To see how doctors think this lack of privacy affects care, researchers surveyed 440 emergency room physicians attending a medical conference in Boston in 2015. Overall, nine in 10 doctors surveyed said they changed or shortened how they took patient medical histories when another person was present, and more than half of the physicians also altered how they did physical exams.

Even when patients had an exam room, nearly all of the doctors said they at least occasionally altered how they gathered medical histories or conducted physical exams when a friend or family member was present. While most physicians said patient gender wasn’t a factor, doctors were more likely to change how they did medical histories and exams for female patients, the study also found.

Only 26% of doctors said taking an abbreviated medical history had not led them to fail to diagnose a social issue like suicidal thinking or elder abuse, while 54% said changes in a physical exam due to lack of privacy had not caused them to miss such issues. But more than one-third of doctors said they had missed cases of domestic violence under these circumstances, while about 12% had overlooked instances of child abuse.

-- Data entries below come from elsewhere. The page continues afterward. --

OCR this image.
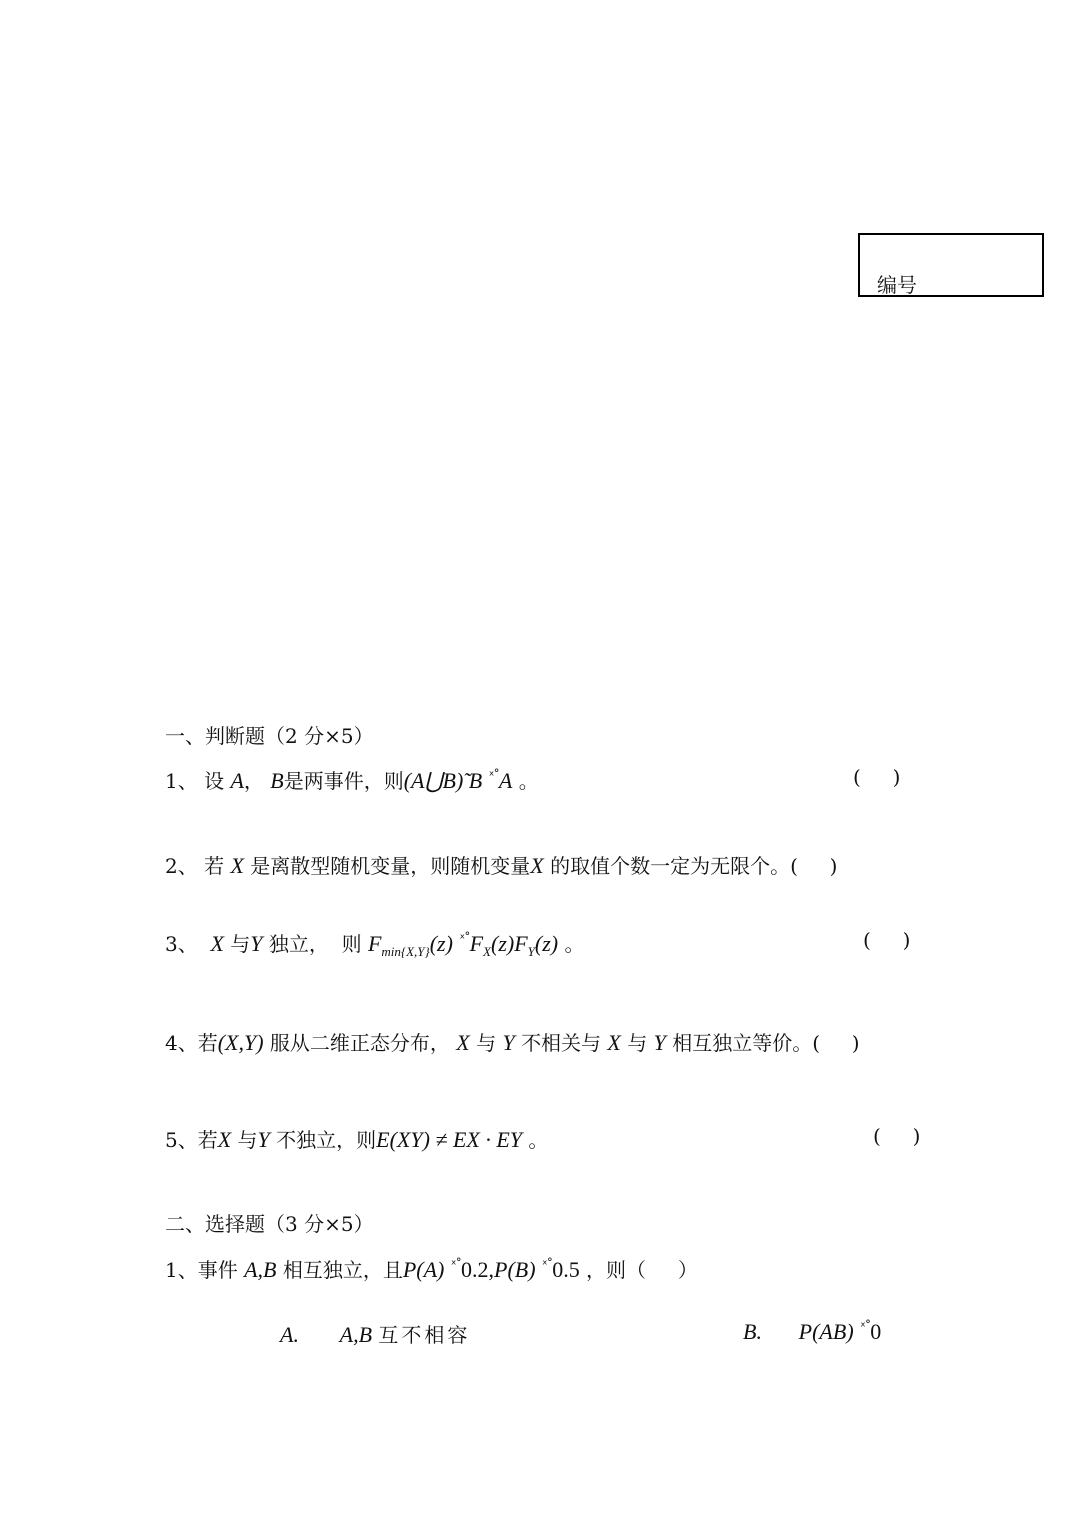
编号
一、判断题（2 分×5）
1、 设 A， B是两事件，则(A⋃B)̃ B $^{ˣ˚}$A 。	(     )
2、 若 X 是离散型随机变量，则随机变量X 的取值个数一定为无限个。(     )
3、 X 与Y 独立，  则 $F_{min\{X,Y\}}(z)$ $^{ˣ˚}F_X(z)F_Y(z)$ 。	(     )
4、若(X,Y) 服从二维正态分布， X 与 Y 不相关与 X 与 Y 相互独立等价。(     )
5、若X 与Y 不独立，则E(XY) ≠ EX · EY 。	(     )
二、选择题（3 分×5）
1、事件 A,B 相互独立，且P(A) $^{ˣ˚}$0.2,P(B) $^{ˣ˚}$0.5 ，则（     ）
A. A,B 互不相容	B. P(AB) $^{ˣ˚}$0
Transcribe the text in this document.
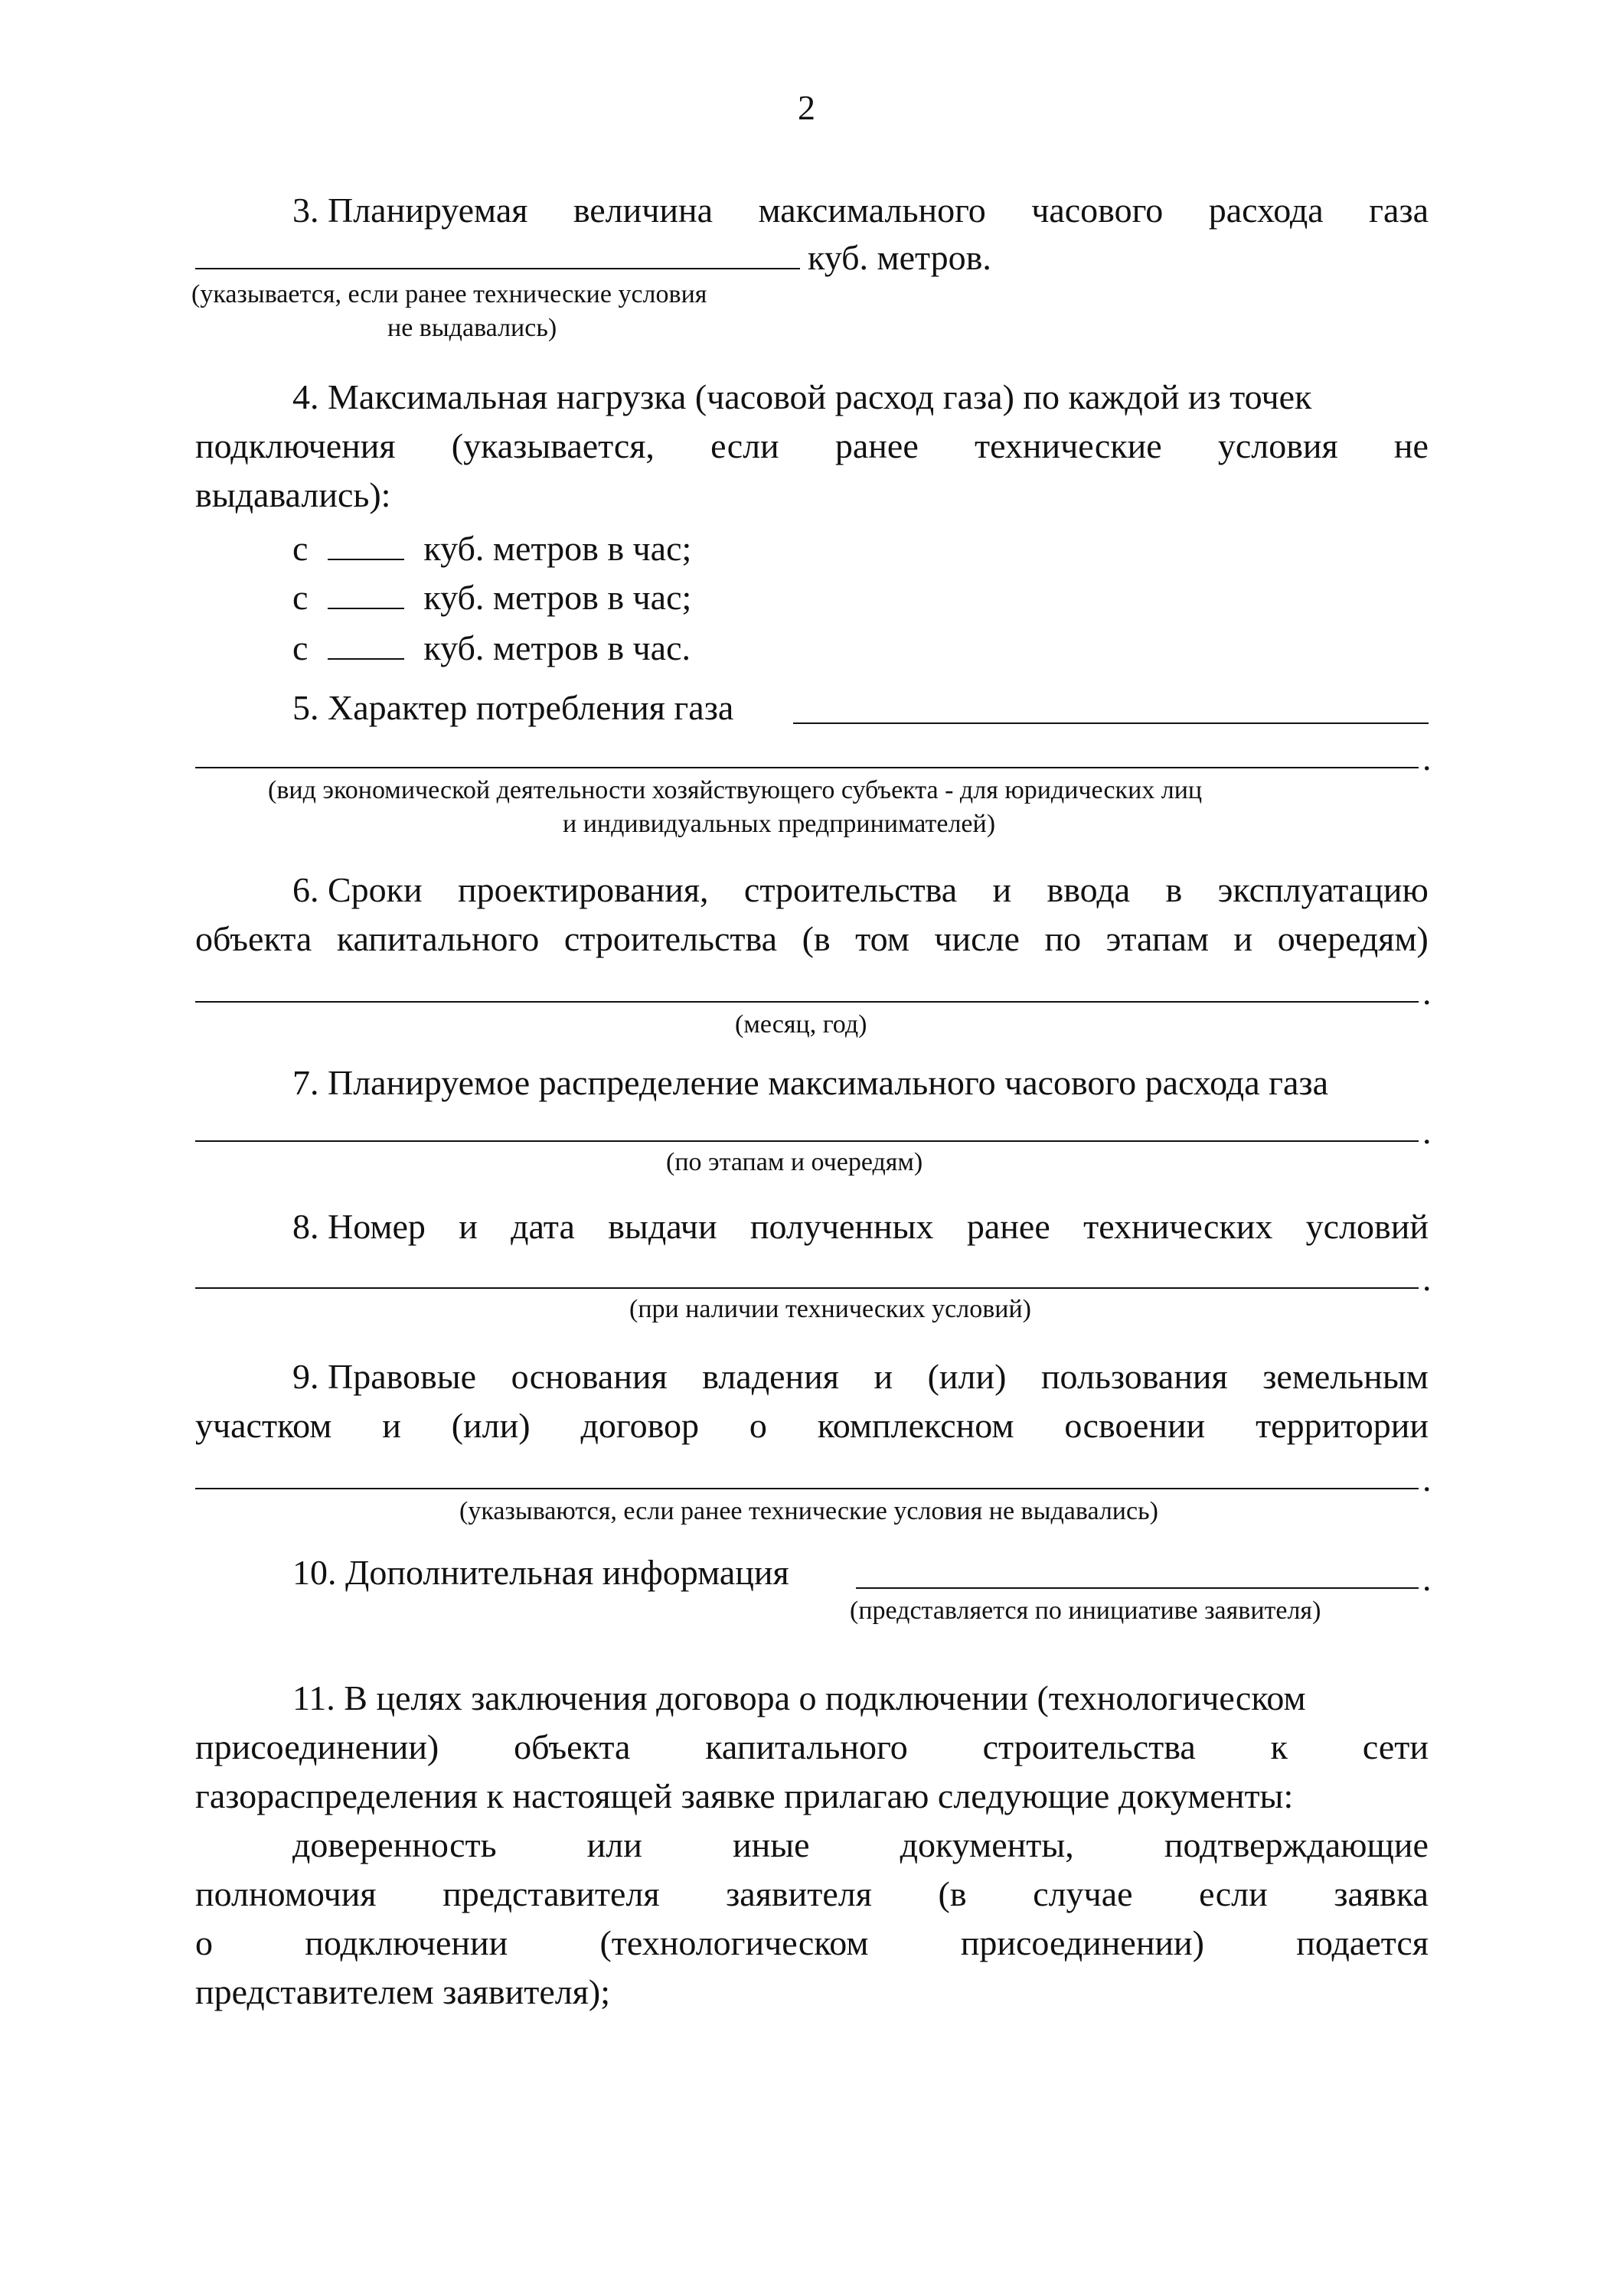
2
3. Планируемая величина максимального часового расхода газа
куб. метров.
(указывается, если ранее технические условия
не выдавались)
4. Максимальная нагрузка (часовой расход газа) по каждой из точек
подключения (указывается, если ранее технические условия не
выдавались):
с	куб. метров в час;
с	куб. метров в час;
с	куб. метров в час.
5. Характер потребления газа
.
(вид экономической деятельности хозяйствующего субъекта - для юридических лиц
и индивидуальных предпринимателей)
6. Сроки проектирования, строительства и ввода в эксплуатацию
объекта капитального строительства (в том числе по этапам и очередям)
.
(месяц, год)
7. Планируемое распределение максимального часового расхода газа
.
(по этапам и очередям)
8. Номер и дата выдачи полученных ранее технических условий
.
(при наличии технических условий)
9. Правовые основания владения и (или) пользования земельным
участком и (или) договор о комплексном освоении территории
.
(указываются, если ранее технические условия не выдавались)
10. Дополнительная информация	.
(представляется по инициативе заявителя)
11. В целях заключения договора о подключении (технологическом
присоединении) объекта капитального строительства к сети
газораспределения к настоящей заявке прилагаю следующие документы:
доверенность	или	иные	документы,	подтверждающие
полномочия представителя заявителя (в случае если заявка
о	подключении	(технологическом	присоединении)	подается
представителем заявителя);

The study wasn’t a controlled experiment designed to prove whether or how care in hallways or without privacy might lead to delays or misdiagnosed patients. It also focused only on the opinions of doctors at a medical conference, and results might differ with a broader, nationally representative group of emergency physicians. 

“While an ideal situation would be for patients to have their own private space to talk with their providers, in the emergency department, patients are often seen in crowded and at times high stress situations, and the ability to get a private room may just not be practically feasible,” Chang said. “Patients should recognize that they always have the right to request some space to discuss private matters away from other individuals with their doctor,” Chang added.

Usually they will always get a private room, but most emergency staff will make their best effort to at least temporarily find a place to discuss sensitive topics in a space away from potentially prying ears.